Comment sont vos collègues résidents, et comment interagissez-vous?

Nous avons un groupe de résidents formidable à l’Université McMaster et à travers le pays (nous ne sommes pas très nombreux, alors plusieurs d’entre nous ont déjà interagi lors de réunions nationales, de cours, de visites prérésidence du Service canadien de jumelage des résidents, etc.). En général, nous sommes un groupe qui travaille dur et qui aime s’amuser. Nous nous remplaçons les uns les autres au travail et nous nous entendons bien. En dehors du travail, beaucoup de résidents se réunissent pour prendre un verre ou pour souper, jouer à des sports intramuraux ou étudier en groupe pour des examens.

Vie non clinique

Quels sont vos intérêts autres que cliniques (activités de leadership ou de recherche, par exemple)?

Je m’intéresse à la recherche, au leadership et à l’éducation médicale. Sur le plan de la recherche, je me suis inscrit au Programme de chirurgien-chercheur pendant ma résidence, ce qui m’a donné l’occasion de travailler avec des experts mondiaux en orthopédie et en recherche clinique puisque je participe à de nombreuses études, y compris à une vaste étude clinique internationale.

Sur le plan du leadership, je m’implique auprès de Médecins résidents du Canada dans le cadre de son Comité sur la pratique ( je siège à ce comité depuis deux ans). De plus, je suis membre du Conseil d’administration de l’Association canadienne des résidents en orthopédie (ACRO) depuis deux ans.

Sur le plan pédagogique, je travaille comme bénévole à la faculté de médecine et auprès de ses groupes d’intérêt depuis plusieurs années pour donner des séances éducatives portant sur l’application de plâtres, la lecture de radiographies et les soins de base relatifs aux fractures. Mon programme donne aussi aux résidents l’occasion de participer aux entrevues du Service canadien de jumelage des résidents, ce que j’ai fait comme bénévole.

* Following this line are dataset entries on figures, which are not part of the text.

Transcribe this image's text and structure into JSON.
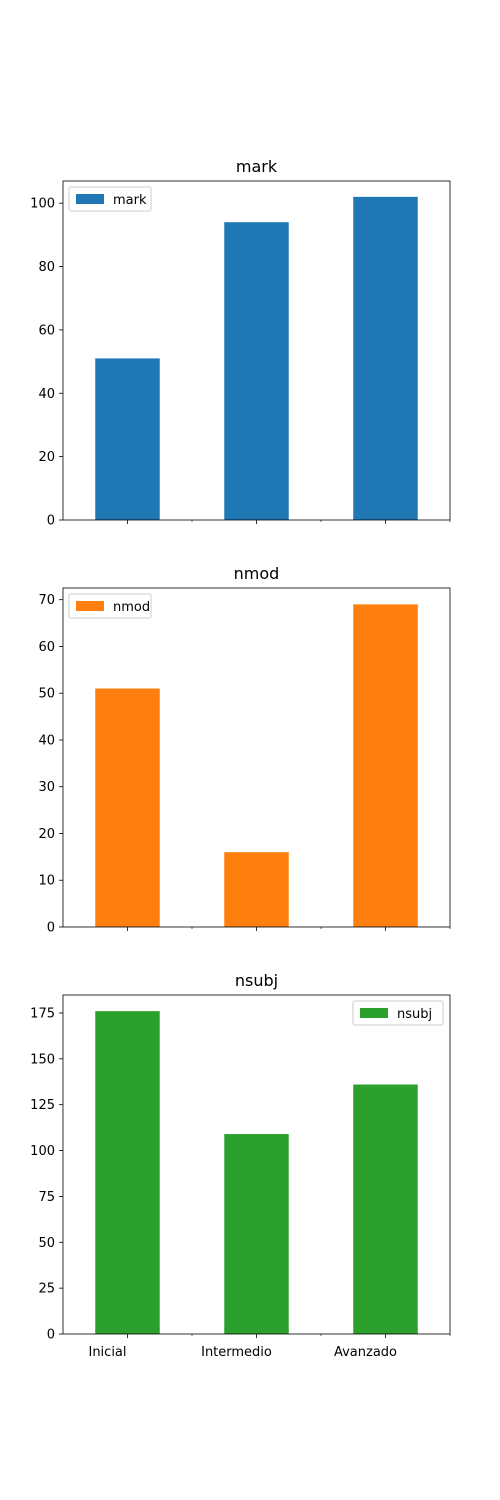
{
  "chart_data": [
    {
      "type": "bar",
      "title": "mark",
      "categories": [
        "Inicial",
        "Intermedio",
        "Avanzado"
      ],
      "series": [
        {
          "name": "mark",
          "values": [
            51,
            94,
            102
          ]
        }
      ],
      "color": "#1f77b4",
      "ylim": [
        0,
        107
      ],
      "yticks": [
        0,
        20,
        40,
        60,
        80,
        100
      ],
      "show_xtick_labels": false,
      "legend": "top-left",
      "grid": false
    },
    {
      "type": "bar",
      "title": "nmod",
      "categories": [
        "Inicial",
        "Intermedio",
        "Avanzado"
      ],
      "series": [
        {
          "name": "nmod",
          "values": [
            51,
            16,
            69
          ]
        }
      ],
      "color": "#ff7f0e",
      "ylim": [
        0,
        72.5
      ],
      "yticks": [
        0,
        10,
        20,
        30,
        40,
        50,
        60,
        70
      ],
      "show_xtick_labels": false,
      "legend": "top-left",
      "grid": false
    },
    {
      "type": "bar",
      "title": "nsubj",
      "categories": [
        "Inicial",
        "Intermedio",
        "Avanzado"
      ],
      "series": [
        {
          "name": "nsubj",
          "values": [
            176,
            109,
            136
          ]
        }
      ],
      "color": "#2ca02c",
      "ylim": [
        0,
        184.8
      ],
      "yticks": [
        0,
        25,
        50,
        75,
        100,
        125,
        150,
        175
      ],
      "show_xtick_labels": true,
      "legend": "top-right",
      "grid": false
    }
  ]
}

Dans l’ensemble, je trouve qu’être engagé à divers niveaux a vraiment enrichi mon expérience en résidence. Même si les soins aux patients sont ma première passion, contribuer à la mission plus vaste de ma spécialité par le biais de la recherche, du leadership et de l’enseignement me donne l’occasion de développer une perspective plus variée tout en faisant l’acquisition de compétences plus générales qui, je crois, seront tout aussi importantes pour me permettre de contribuer de façon significative pendant ma carrière.

Décrivez votre équilibre entre le travail et la vie personnelle? Comment y arrivez-vous?

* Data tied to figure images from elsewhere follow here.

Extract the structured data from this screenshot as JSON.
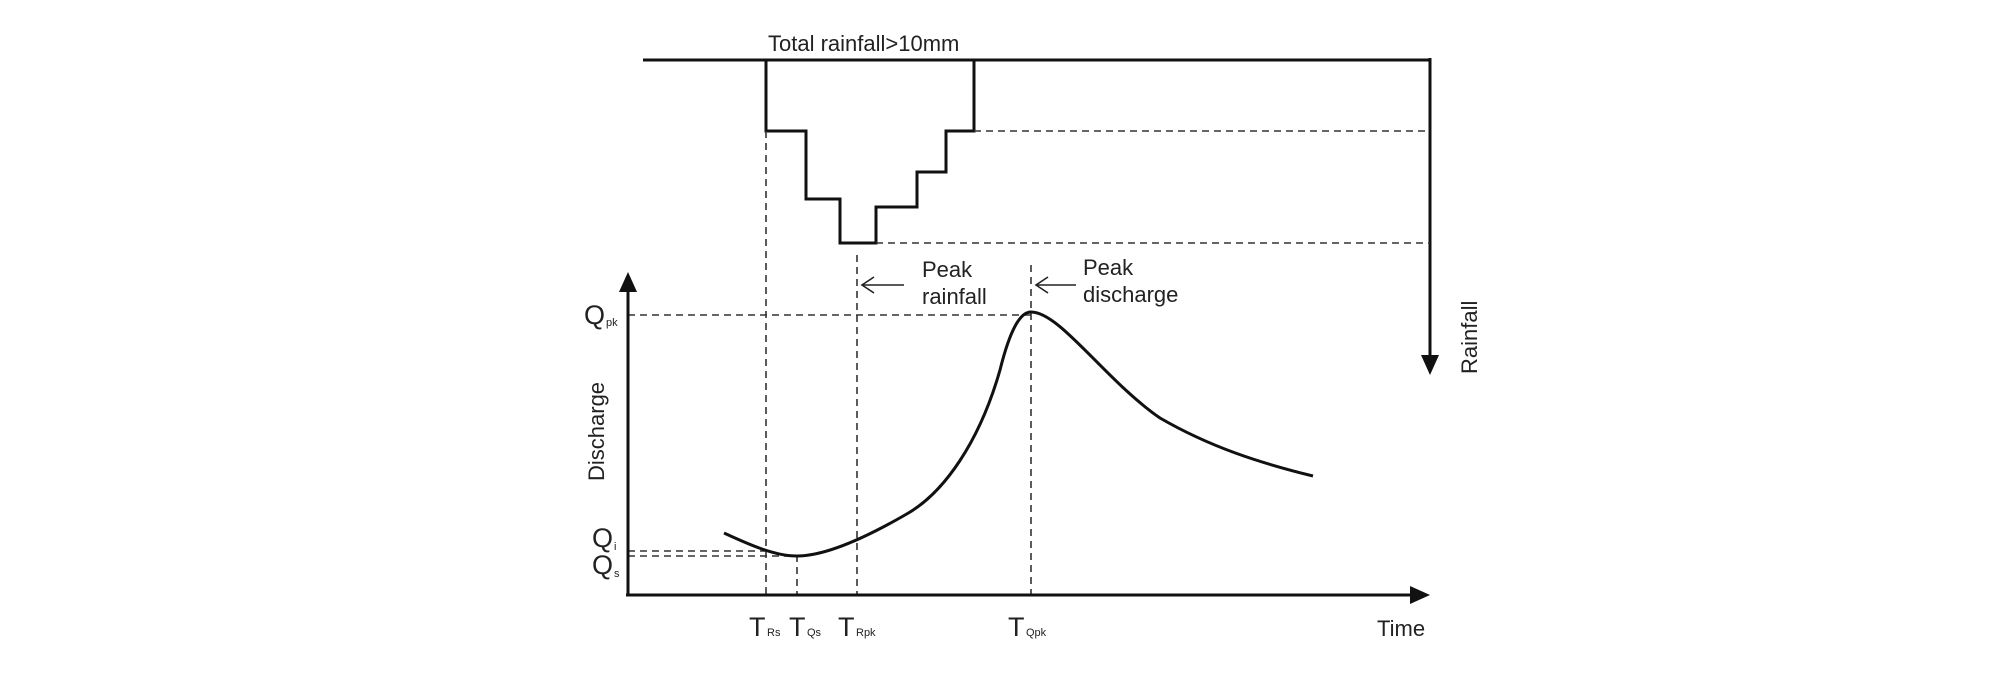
{
  "rainfall": {
    "total_label": "Total rainfall>10mm",
    "axis_label": "Rainfall"
  },
  "annotations": {
    "peak_rainfall": [
      "Peak",
      "rainfall"
    ],
    "peak_discharge": [
      "Peak",
      "discharge"
    ]
  },
  "axes": {
    "y_label": "Discharge",
    "x_label": "Time"
  },
  "y_marks": {
    "q_pk": {
      "main": "Q",
      "sub": "pk"
    },
    "q_i": {
      "main": "Q",
      "sub": "i"
    },
    "q_s": {
      "main": "Q",
      "sub": "s"
    }
  },
  "x_marks": {
    "t_rs": {
      "main": "T",
      "sub": "Rs"
    },
    "t_qs": {
      "main": "T",
      "sub": "Qs"
    },
    "t_rpk": {
      "main": "T",
      "sub": "Rpk"
    },
    "t_qpk": {
      "main": "T",
      "sub": "Qpk"
    }
  }
}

Atteindre un bon équilibre entre le travail et la vie personnelle pendant une résidence en orthopédie (ou dans toute formation de résidence) exige des efforts et, pour ma part, c’est un travail en cours.

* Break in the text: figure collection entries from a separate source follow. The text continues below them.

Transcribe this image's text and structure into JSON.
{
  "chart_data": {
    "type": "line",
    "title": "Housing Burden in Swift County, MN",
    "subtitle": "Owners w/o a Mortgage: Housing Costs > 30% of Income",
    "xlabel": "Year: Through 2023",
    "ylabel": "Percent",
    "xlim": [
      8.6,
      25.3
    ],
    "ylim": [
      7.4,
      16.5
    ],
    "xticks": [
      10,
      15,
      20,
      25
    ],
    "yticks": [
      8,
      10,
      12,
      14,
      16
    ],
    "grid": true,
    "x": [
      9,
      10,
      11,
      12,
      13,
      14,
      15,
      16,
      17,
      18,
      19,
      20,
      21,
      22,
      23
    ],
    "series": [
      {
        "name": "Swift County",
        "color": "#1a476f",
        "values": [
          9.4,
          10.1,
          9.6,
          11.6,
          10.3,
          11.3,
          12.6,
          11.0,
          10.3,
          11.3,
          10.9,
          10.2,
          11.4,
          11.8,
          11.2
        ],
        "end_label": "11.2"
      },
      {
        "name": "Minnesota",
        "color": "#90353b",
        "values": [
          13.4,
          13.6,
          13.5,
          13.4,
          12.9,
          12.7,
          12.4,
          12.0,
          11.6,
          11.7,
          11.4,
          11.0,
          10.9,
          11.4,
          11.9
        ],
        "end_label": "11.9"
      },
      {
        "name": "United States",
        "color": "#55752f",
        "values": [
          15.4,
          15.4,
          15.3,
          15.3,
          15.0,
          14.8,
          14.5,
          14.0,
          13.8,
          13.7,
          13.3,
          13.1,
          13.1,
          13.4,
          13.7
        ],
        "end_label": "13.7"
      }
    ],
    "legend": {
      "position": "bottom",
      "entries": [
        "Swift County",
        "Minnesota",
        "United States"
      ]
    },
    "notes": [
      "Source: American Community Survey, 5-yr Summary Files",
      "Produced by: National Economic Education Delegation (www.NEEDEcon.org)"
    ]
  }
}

Je me suis marié pendant ma résidence, j’ai une vie sociale plutôt robuste, je vais au gym généralement trois fois par semaine (parfois moins) et j’essaie de voyager deux ou trois fois par année. Je participe aussi à une variété d’activités parascolaires. De plus, je dois consacrer plusieurs soirs par semaine à la lecture sur l’orthopédie.

Tout cela demande des efforts considérables ainsi qu’un réseau de soutien très compréhensif qui inclut avant tout mon épouse Shikha, ainsi que ma famille et mes amis. Organiser des activités (et anticiper les obstacles tels que les fins de semaine sur appel) longtemps d’avance est l’élément clé. Être capable de s’adapter est aussi important. Par exemple, il arrive que les journées de congé demandées ne soient pas disponibles; il est donc utile d’avoir un plan B pour éviter les déceptions.

L’équilibre entre le travail et la vie personnelle pendant la résidence est un défi, mais avec des efforts et de la planification, il est possible d’atteindre un équilibre raisonnable.

Avertissement : Ces profils de spécialité illustrent quelques facettes de la vie de certains résidents/médecins en particulier et présentent leurs perspectives personnelles sur les défis, les possibilités et les avantages de la spécialité qu’ils ont choisie. Ces points de vue ne sont pas nécessairement ceux de tous les résidents, puisqu’il existe une très grande diversité dans les modes de vie, les expériences et les intérêts chez les résidents de chaque spécialité.